What’s really ironic is that as long as you are a woman, and woman studies-type, you can go on and on about how women speak in “different voices” and so on, or have special insights, or have some sort of fancy menstural moon power. And what do you get? Fawned over. But if you are a man, or, god-forbid, a scientist that actually practices the scientific method instead of a “woman-centered method of psycho-social text-based interpretation,” who raises the issue: well then here come the fireworks!
Let’s face the facts: there may well be some variation difference between (straight) men and (straight) women (gay or transgendered people may also thus be different as well, though in what ways would be murkier). The reality is, if you look at the animal kingdom, you’ll find a curious fact: social animals in which the sexes are similar tend to be those in which monogamy is the norm. Social animals where the sexes are different tend to involve lots of harems. Where do humans fall? Well, especially if you count only first-time life-long partnership as monogamy (which is what it’s like in many animal species: no “wild oats” period), humans overwhelmingly look to be a harem species. The vast majority of human civilizations before the modern age with first both sexual repression and then liberation and equality have been harem cultures. And even now, our attempts at “monogamy” are fairly pathetic.

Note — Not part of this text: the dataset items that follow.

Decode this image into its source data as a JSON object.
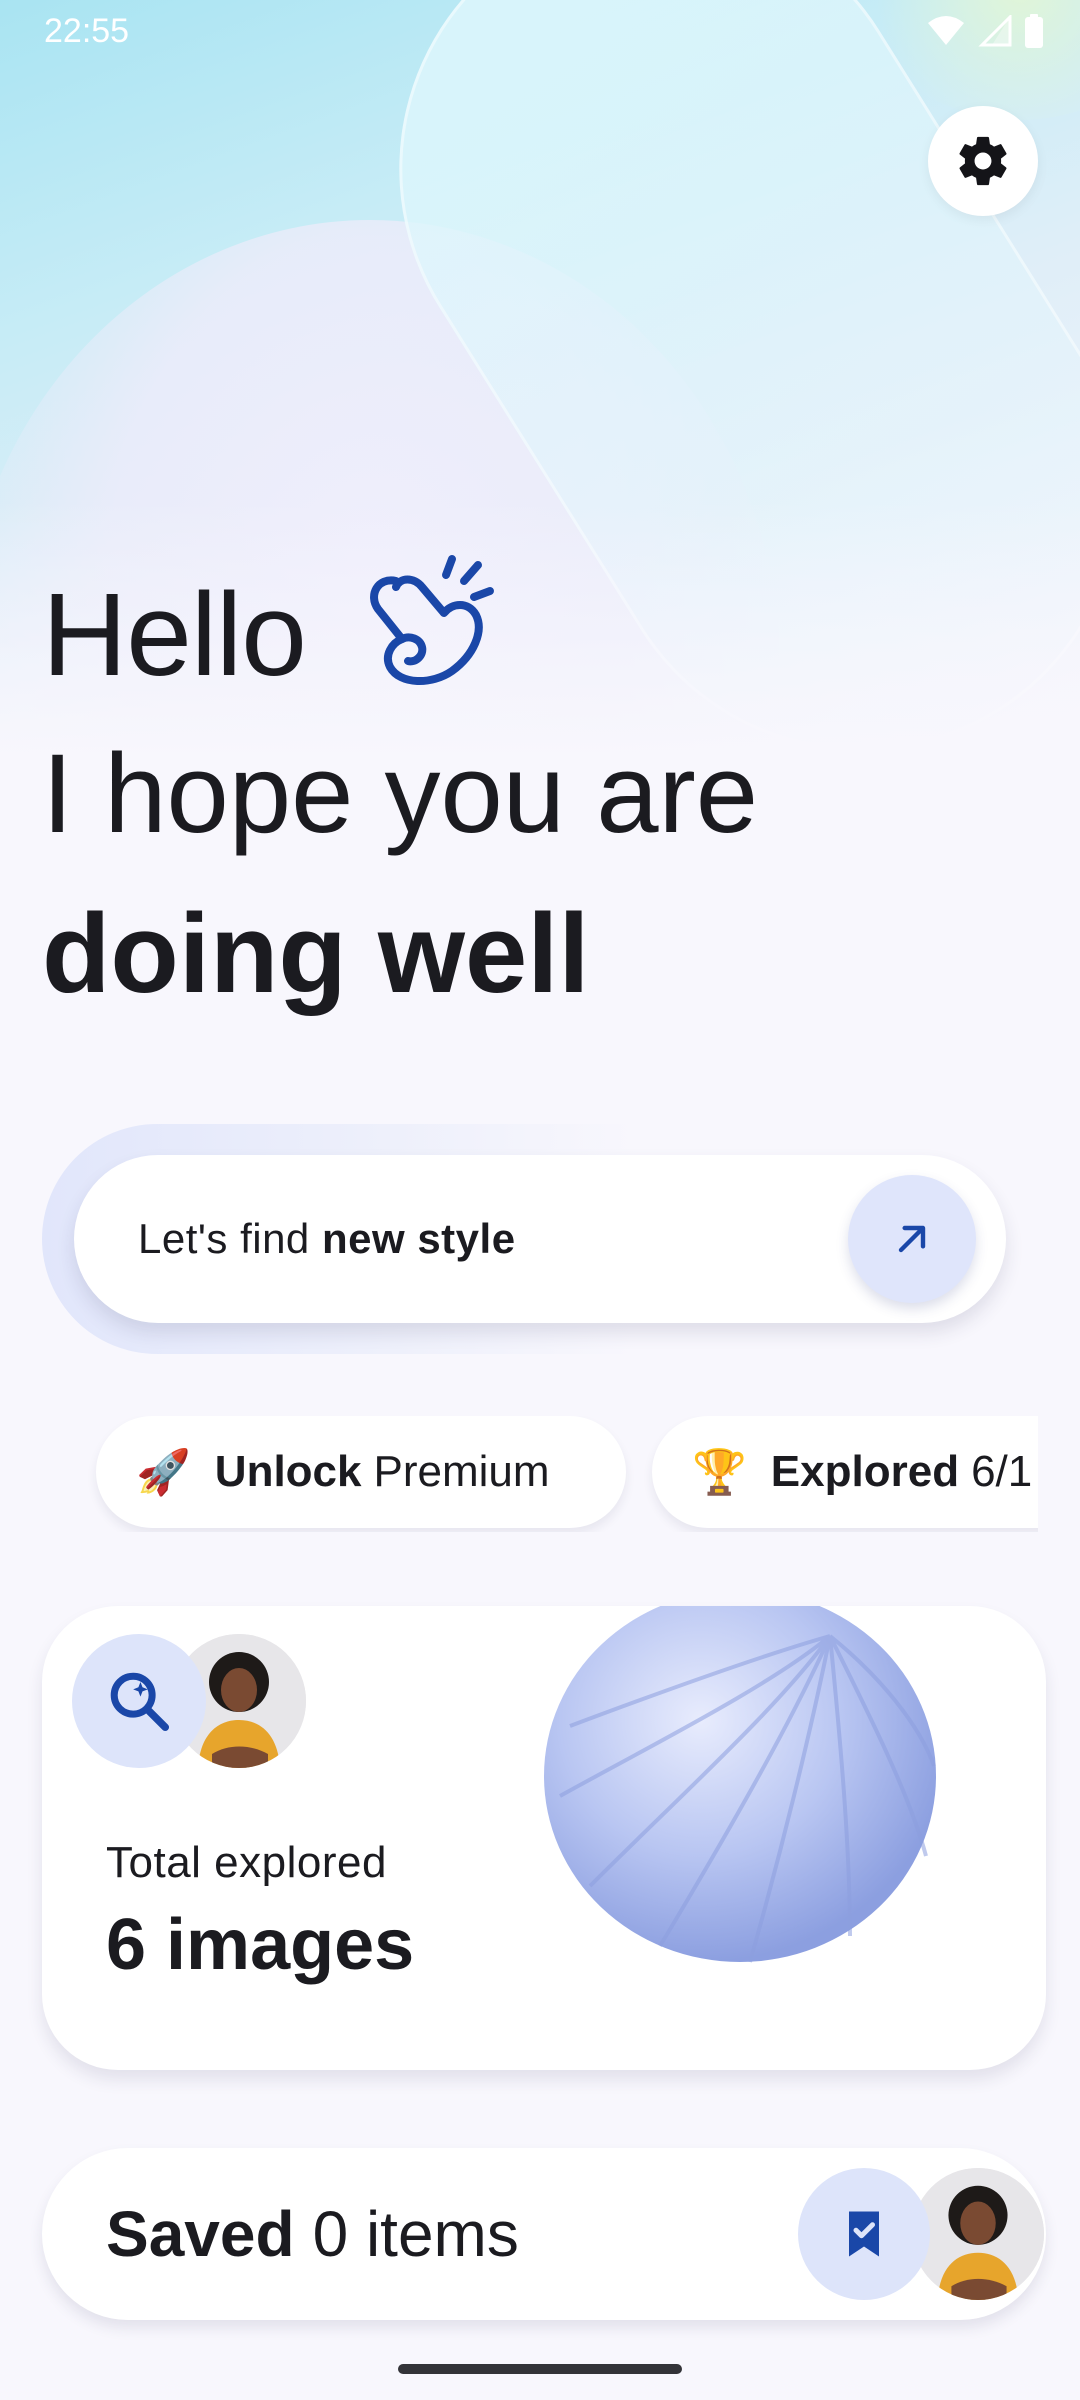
{
  "status_bar": {
    "time": "22:55"
  },
  "settings": {
    "icon": "gear-icon"
  },
  "greeting": {
    "line1": "Hello",
    "line2": "I hope you are",
    "line3": "doing well",
    "icon": "waving-hand-icon"
  },
  "search": {
    "prefix": "Let's find ",
    "emphasis": "new style",
    "button_icon": "arrow-up-right-icon"
  },
  "chips": [
    {
      "emoji": "🚀",
      "bold": "Unlock",
      "text": "Premium"
    },
    {
      "emoji": "🏆",
      "bold": "Explored",
      "text": "6/1"
    }
  ],
  "explore_card": {
    "label": "Total explored",
    "value": "6 images",
    "icon": "sparkle-search-icon"
  },
  "saved_card": {
    "bold": "Saved",
    "text": "0 items",
    "icon": "bookmark-check-icon"
  },
  "colors": {
    "accent": "#1a47a8",
    "accent_soft": "#dde4fa",
    "background": "#f8f7fd",
    "text": "#1b1b20"
  }
}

Now, what does that tell us? Not a whole lot, really, and indeed even the handful of human generations that have passed since harems were the norm may be enough to make changes in our gene pools that make men and women more alike than they once may have been. But it does open the door to speculation.
And frankly, it’s offensive to want to shut that door. We’ve fought long and hard to get to a point where our civil rights and values and dislike of stereotyping aren’t based on literal equality. If women really are more inclined towards literature and men towards math (and then, only on the average in a distribution where some women are way better at math than some men!) then finding this out should not threaten our society or laws. Ethically and legally, we deal with people as individuals, looking directly at their own qualities independant of grosser group traits.
And think about this: if men and womens brains don’t work quite the same way, then by refusing to acknowledge it, we might be passing up the ability to better deal with depression by doing it differently among men and women. Just as it would insane to treat everyone with the same blood type, so too it might be stupid (though not quite as deadly wrong) to give Welbutrin to both men and women.
I have the same issue with race. Yes, race is a pretty gross and superficial construct, I agree. Except, well, people that can trace their ancestry to certain lines really DO tend to have different medical problems on than other ancestries. And yes, you can’t really tell if someone really has that ancestry simply by looking at the color of their skin or their features (though, troublingly enough, you’d often have a pretty good chance of being right, which is the virtual definition of it being useful information). But that’s not the same thing as saying ancestry makes no difference, and that ancestry doesn’t at ALL match up with “racial” features.